Les ménages dont les ha­bitants ont été calcinés le week-end dernier au quartier Mabanga-Sud de la ville de Goma, chef-lieu de la provin­ce du Nord-Kivu, sont dépour­vus d’abri jusqu’à ce jour.

La triste nouvelle a été confirmée mardi par Radio Okapi. A en croire cette source, les autorités locales ont décla­ré qu’elles ignoraient encore les circonstances de cet incendie qu’elles qualifient de drame social.

«  Pour l’instant, les sinis­trés passent la nuit à la belle étoile » a affirmé la source, ajoutant que ces victimes ra­massent des tôles et des planches épargnées par la rage du feu, sur le site du dra­me.

Cette scène de détresse et de désolation se déroule sur les avenues Kinshasa et In­dustrielle du quartier susmen­tionné, où une centaine de ménages ne sait à quel saint se vouer, après avoir regardé impuissants les flammes de l’incendie qui a dévoré leurs maisons samedi 18 juillet der­nier.

Le feu a attaqué sept par­celles abritant, selon les en­quêtes, cent dix portes.

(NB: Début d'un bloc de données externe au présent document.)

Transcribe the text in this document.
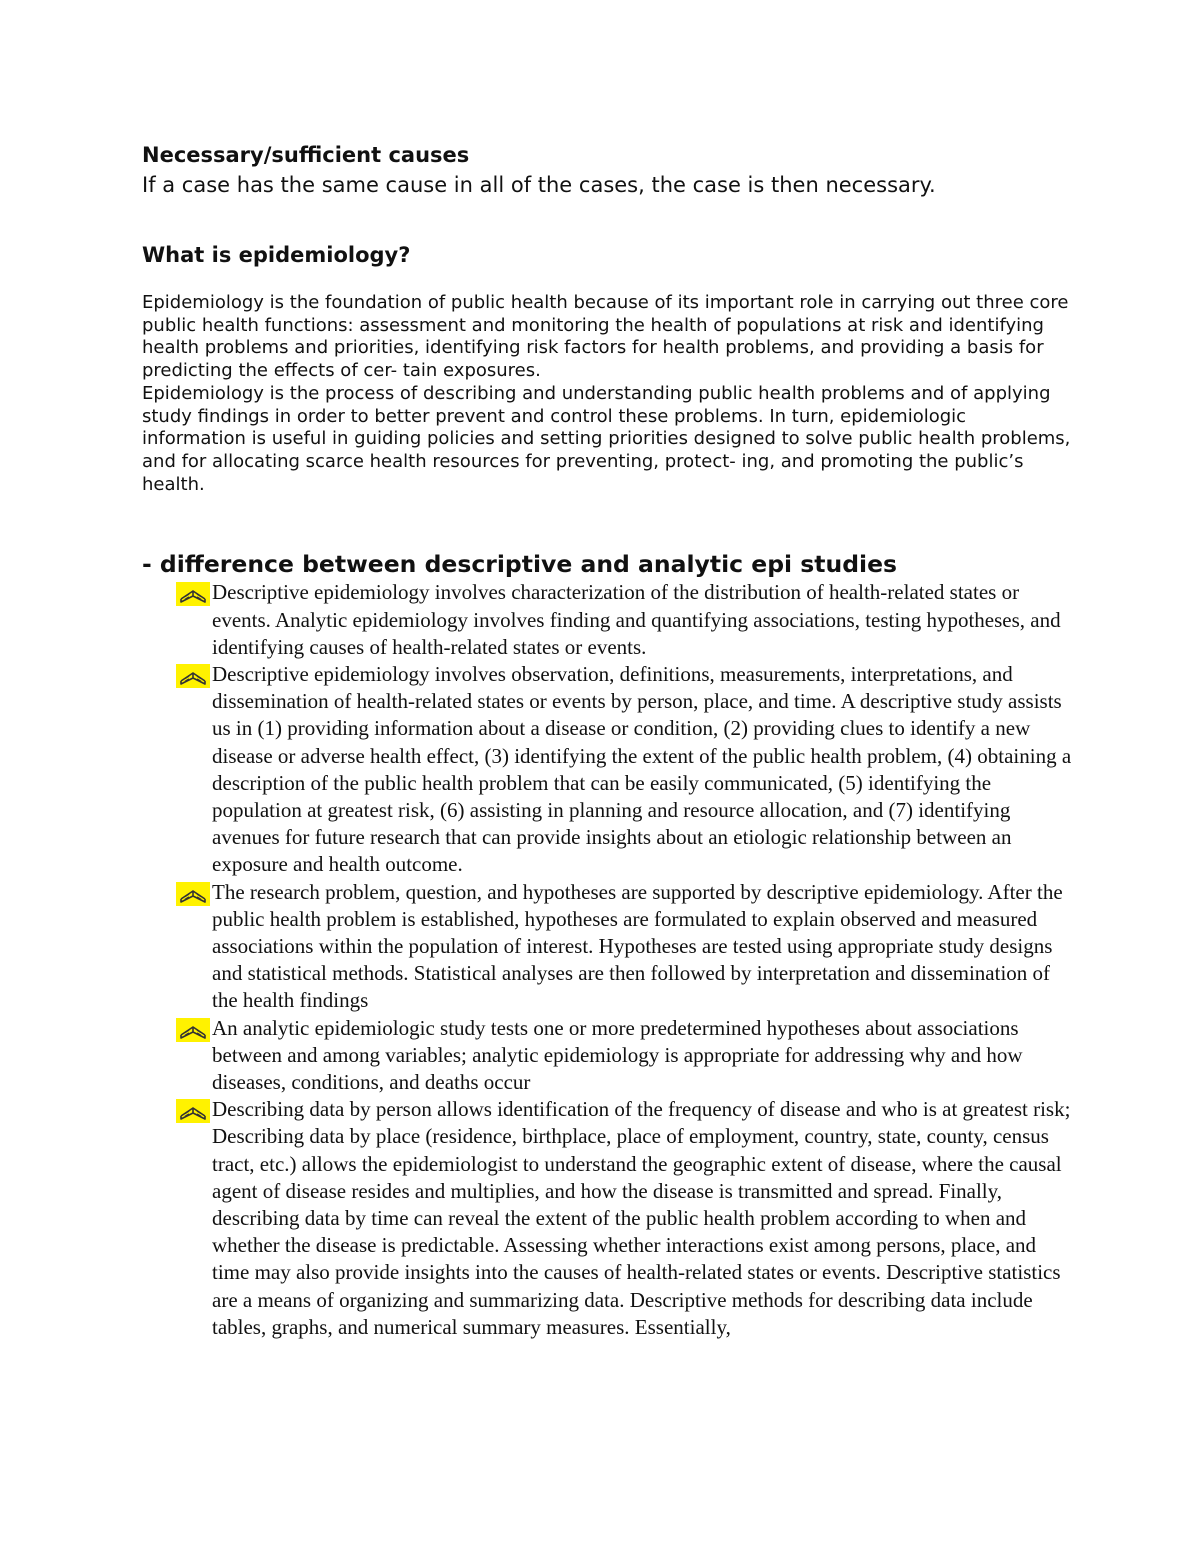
Necessary/sufficient causes

If a case has the same cause in all of the cases, the case is then necessary.

What is epidemiology?

Epidemiology is the foundation of public health because of its important role in carrying out three core public health functions: assessment and monitoring the health of populations at risk and identifying health problems and priorities, identifying risk factors for health problems, and providing a basis for predicting the effects of cer- tain exposures.

Epidemiology is the process of describing and understanding public health problems and of applying study findings in order to better prevent and control these problems. In turn, epidemiologic information is useful in guiding policies and setting priorities designed to solve public health problems, and for allocating scarce health resources for preventing, protect- ing, and promoting the public’s health.

- difference between descriptive and analytic epi studies
Descriptive epidemiology involves characterization of the distribution of health-related states or events. Analytic epidemiology involves finding and quantifying associations, testing hypotheses, and identifying causes of health-related states or events.
Descriptive epidemiology involves observation, definitions, measurements, interpretations, and dissemination of health-related states or events by person, place, and time. A descriptive study assists us in (1) providing information about a disease or condition, (2) providing clues to identify a new disease or adverse health effect, (3) identifying the extent of the public health problem, (4) obtaining a description of the public health problem that can be easily communicated, (5) identifying the population at greatest risk, (6) assisting in planning and resource allocation, and (7) identifying avenues for future research that can provide insights about an etiologic relationship between an exposure and health outcome.
The research problem, question, and hypotheses are supported by descriptive epidemiology. After the public health problem is established, hypotheses are formulated to explain observed and measured associations within the population of interest. Hypotheses are tested using appropriate study designs and statistical methods. Statistical analyses are then followed by interpretation and dissemination of the health findings
An analytic epidemiologic study tests one or more predetermined hypotheses about associations between and among variables; analytic epidemiology is appropriate for addressing why and how diseases, conditions, and deaths occur
Describing data by person allows identification of the frequency of disease and who is at greatest risk; Describing data by place (residence, birthplace, place of employment, country, state, county, census tract, etc.) allows the epidemiologist to understand the geographic extent of disease, where the causal agent of disease resides and multiplies, and how the disease is transmitted and spread. Finally, describing data by time can reveal the extent of the public health problem according to when and whether the disease is predictable. Assessing whether interactions exist among persons, place, and time may also provide insights into the causes of health-related states or events. Descriptive statistics are a means of organizing and summarizing data. Descriptive methods for describing data include tables, graphs, and numerical summary measures. Essentially,
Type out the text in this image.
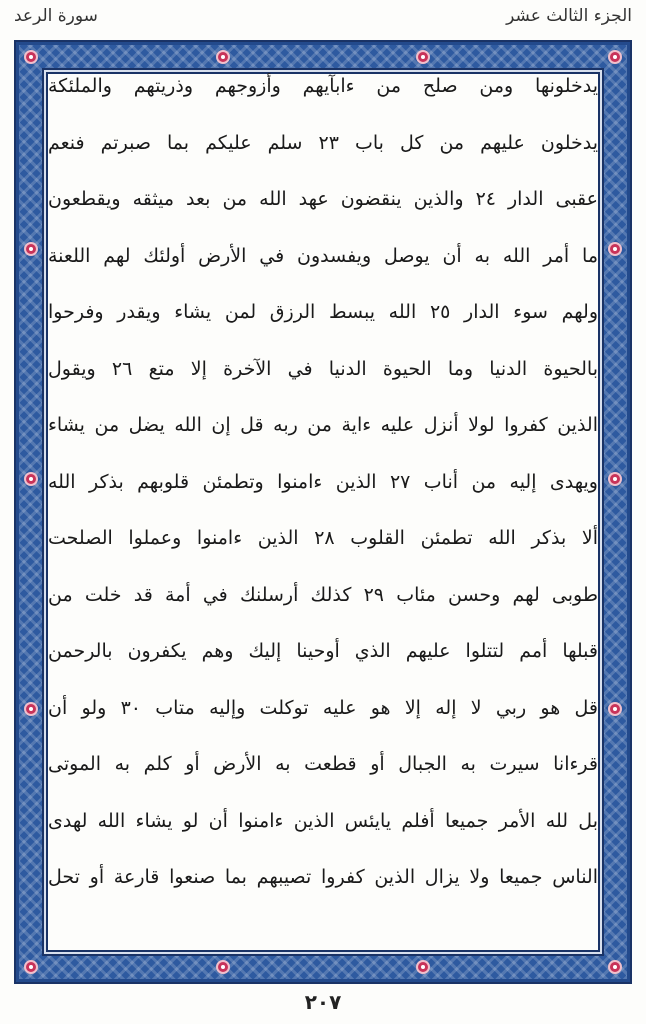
الجزء الثالث عشر
سورة الرعد
يدخلونها ومن صلح من ءابآيهم وأزوجهم وذريتهم والملئكة
يدخلون عليهم من كل باب ٢٣ سلم عليكم بما صبرتم فنعم
عقبى الدار ٢٤ والذين ينقضون عهد الله من بعد ميثقه ويقطعون
ما أمر الله به أن يوصل ويفسدون في الأرض أولئك لهم اللعنة
ولهم سوء الدار ٢٥ الله يبسط الرزق لمن يشاء ويقدر وفرحوا
بالحيوة الدنيا وما الحيوة الدنيا في الآخرة إلا متع ٢٦ ويقول
الذين كفروا لولا أنزل عليه ءاية من ربه قل إن الله يضل من يشاء
ويهدى إليه من أناب ٢٧ الذين ءامنوا وتطمئن قلوبهم بذكر الله
ألا بذكر الله تطمئن القلوب ٢٨ الذين ءامنوا وعملوا الصلحت
طوبى لهم وحسن مئاب ٢٩ كذلك أرسلنك في أمة قد خلت من
قبلها أمم لتتلوا عليهم الذي أوحينا إليك وهم يكفرون بالرحمن
قل هو ربي لا إله إلا هو عليه توكلت وإليه متاب ٣٠ ولو أن
قرءانا سيرت به الجبال أو قطعت به الأرض أو كلم به الموتى
بل لله الأمر جميعا أفلم يايئس الذين ءامنوا أن لو يشاء الله لهدى
الناس جميعا ولا يزال الذين كفروا تصيبهم بما صنعوا قارعة أو تحل
٢٠٧
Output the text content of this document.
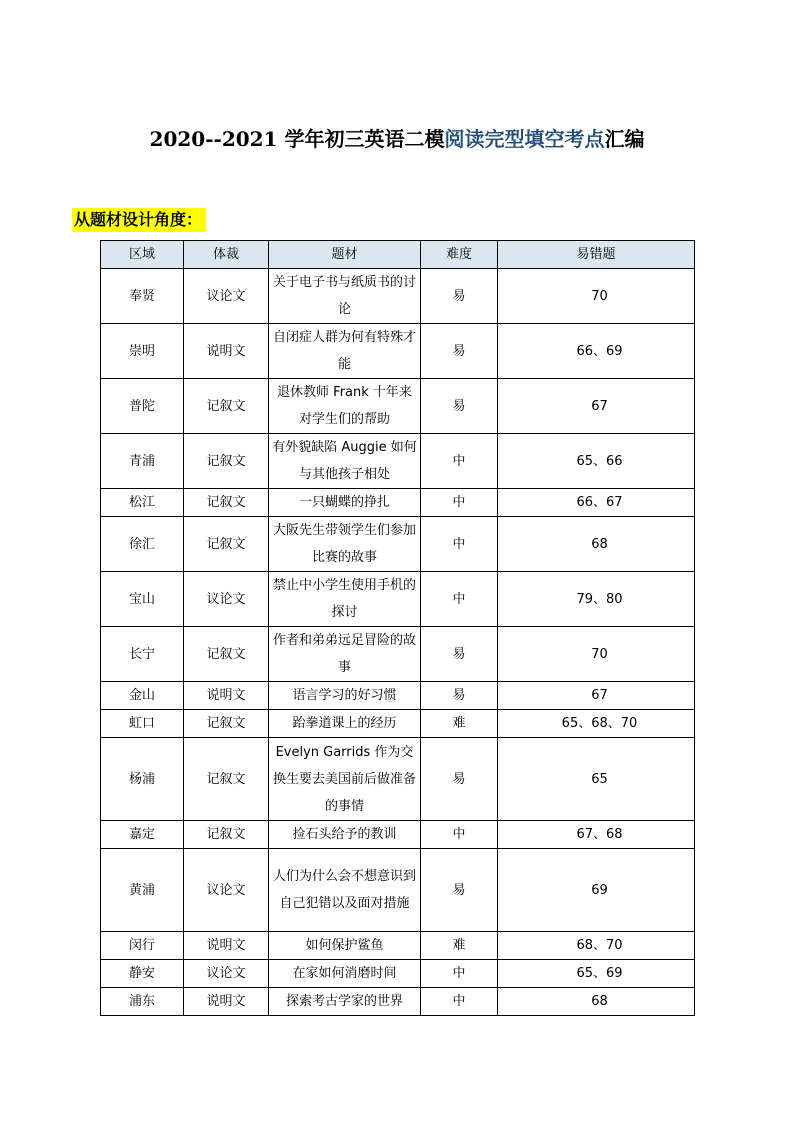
2020--2021 学年初三英语二模阅读完型填空考点汇编
从题材设计角度：
区域	体裁	题材	难度	易错题
奉贤	议论文	关于电子书与纸质书的讨论	易	70
崇明	说明文	自闭症人群为何有特殊才能	易	66、69
普陀	记叙文	退休教师 Frank 十年来对学生们的帮助	易	67
青浦	记叙文	有外貌缺陷 Auggie 如何与其他孩子相处	中	65、66
松江	记叙文	一只蝴蝶的挣扎	中	66、67
徐汇	记叙文	大阪先生带领学生们参加比赛的故事	中	68
宝山	议论文	禁止中小学生使用手机的探讨	中	79、80
长宁	记叙文	作者和弟弟远足冒险的故事	易	70
金山	说明文	语言学习的好习惯	易	67
虹口	记叙文	跆拳道课上的经历	难	65、68、70
杨浦	记叙文	Evelyn Garrids 作为交换生要去美国前后做准备的事情	易	65
嘉定	记叙文	捡石头给予的教训	中	67、68
黄浦	议论文	人们为什么会不想意识到自己犯错以及面对措施	易	69
闵行	说明文	如何保护鲨鱼	难	68、70
静安	议论文	在家如何消磨时间	中	65、69
浦东	说明文	探索考古学家的世界	中	68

Les chefs des deux ave­nues concernées par le dra­me ont témoigné qu’une fem­me qui préparait des beignets avait, par inadvertance, laissé de l’huile au feu qui s’est amplifié.

L’intervention des sapeurs-­pompiers de la Monuc n’a pas aidé à maîtriser l’ampleur de l’incendie qui, nul ne sait com­ment, a entamé le dimanche matin, une partie de l’Ecole pri­maire Mikeno.

Ce sinistre s’ajoute à celui enregistré il y a une semaine au quartier populaire Birere où mille maisons ont été calci­nées.

Il est le septième drame de grande envergure survenu cet­te année dans la ville de Goma, et n’a pas causé de perte en vies humaines.

Au moment où l’opinion at­tend voir les autorités locales annoncer et appliquer un pro­gramme d’assistance urgen­te aux sinistrés, ces dernières se sont uniquement conten­tées de faire des déclarations.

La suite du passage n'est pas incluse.